On 10/29/24 19:43, Paolo Savini wrote:
> This patch optimizes the emulation of unit-stride load/store RVV instructions
> when the data being loaded/stored per iteration amounts to 16 bytes or more.
> The optimization consists of calling __builtin_memcpy on chunks of data of 16
> bytes between the memory address of the simulated vector register and the
> destination memory address and vice versa.
> This is done only if we have direct access to the RAM of the host machine,
> if the host is little endiand and if it supports atomic 128 bit memory
> operations.
> 
> Signed-off-by: Paolo Savini <paolo.savini@embecosm.com>
> ---
>   target/riscv/vector_helper.c    | 17 ++++++++++++++++-
>   target/riscv/vector_internals.h | 12 ++++++++++++
>   2 files changed, 28 insertions(+), 1 deletion(-)
> 
> diff --git a/target/riscv/vector_helper.c b/target/riscv/vector_helper.c
> index 75c24653f0..e1c100e907 100644
> --- a/target/riscv/vector_helper.c
> +++ b/target/riscv/vector_helper.c
> @@ -488,7 +488,22 @@ vext_group_ldst_host(CPURISCVState *env, void *vd, uint32_t byte_end,
>       }
>   
>       fn = fns[is_load][group_size];
> -    fn(vd, byte_offset, host + byte_offset);
> +
> +    /* __builtin_memcpy uses host 16 bytes vector loads and stores if supported.
> +     * We need to make sure that these instructions have guarantees of atomicity.
> +     * E.g. x86 processors provide strong guarantees of atomicity for 16-byte
> +     * memory operations if the memory operands are 16-byte aligned */
> +    if (!HOST_BIG_ENDIAN && (byte_offset + 16 < byte_end) &&
> +		    ((byte_offset % 16) == 0) && HOST_128_ATOMIC_MEM_OP) {
> +      group_size = MO_128;
> +      if (is_load) {
> +        __builtin_memcpy((uint8_t *)(vd + byte_offset), (uint8_t *)(host + byte_offset), 16);
> +      } else {
> +        __builtin_memcpy((uint8_t *)(host + byte_offset), (uint8_t *)(vd + byte_offset), 16);
> +      }

I said this last time and I'll say it again:

     __builtin_memcpy DOES NOT equal VMOVDQA

Your comment there about 'if supported' does not really apply.

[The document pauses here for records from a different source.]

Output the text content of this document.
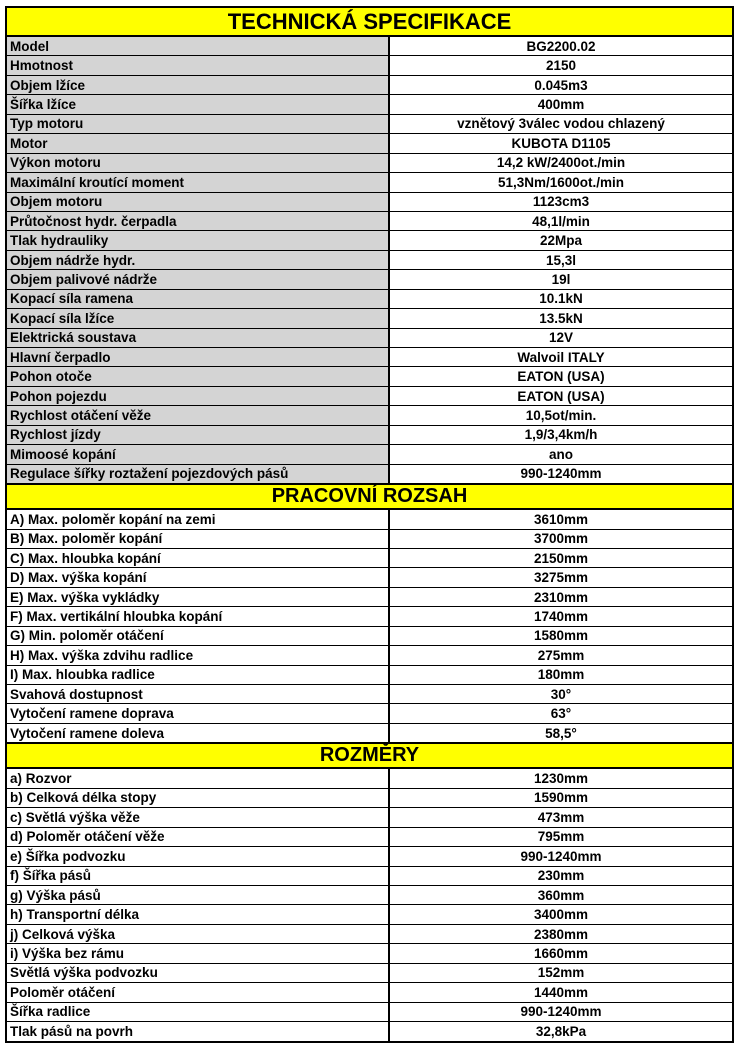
TECHNICKÁ SPECIFIKACE
Model	BG2200.02
Hmotnost	2150
Objem lžíce	0.045m3
Šířka lžíce	400mm
Typ motoru	vznětový 3válec vodou chlazený
Motor	KUBOTA D1105
Výkon motoru	14,2 kW/2400ot./min
Maximální kroutící moment	51,3Nm/1600ot./min
Objem motoru	1123cm3
Průtočnost hydr. čerpadla	48,1l/min
Tlak hydrauliky	22Mpa
Objem nádrže hydr.	15,3l
Objem palivové nádrže	19l
Kopací síla ramena	10.1kN
Kopací síla lžíce	13.5kN
Elektrická soustava	12V
Hlavní čerpadlo	Walvoil ITALY
Pohon otoče	EATON (USA)
Pohon pojezdu	EATON (USA)
Rychlost otáčení věže	10,5ot/min.
Rychlost jízdy	1,9/3,4km/h
Mimoosé kopání	ano
Regulace šířky roztažení pojezdových pásů	990-1240mm
PRACOVNÍ ROZSAH
A) Max. poloměr kopání na zemi	3610mm
B) Max. poloměr kopání	3700mm
C) Max. hloubka kopání	2150mm
D) Max. výška kopání	3275mm
E) Max. výška vykládky	2310mm
F) Max. vertikální hloubka kopání	1740mm
G) Min. poloměr otáčení	1580mm
H) Max. výška zdvihu radlice	275mm
I) Max. hloubka radlice	180mm
Svahová dostupnost	30°
Vytočení ramene doprava	63°
Vytočení ramene doleva	58,5°
ROZMĚRY
a) Rozvor	1230mm
b) Celková délka stopy	1590mm
c) Světlá výška věže	473mm
d) Poloměr otáčení věže	795mm
e) Šířka podvozku	990-1240mm
f) Šířka pásů	230mm
g) Výška pásů	360mm
h) Transportní délka	3400mm
j) Celková výška	2380mm
i) Výška bez rámu	1660mm
Světlá výška podvozku	152mm
Poloměr otáčení	1440mm
Šířka radlice	990-1240mm
Tlak pásů na povrh	32,8kPa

(1) You'd need a compile-time test not the runtime test that is HOST_128_ATOMIC_MEM_OP to 
ensure that the compiler knows that AVX vector support is present.

(2) Even then, you're not giving the compiler any reason to use VMOVDQA over VMOVDQU or 
ANY OTHER vector load/store.  So you're not really doing what you say you're doing.


Frankly, I think this entire patch set is premature.
We need to get Max Chou's patch set landed first.


r~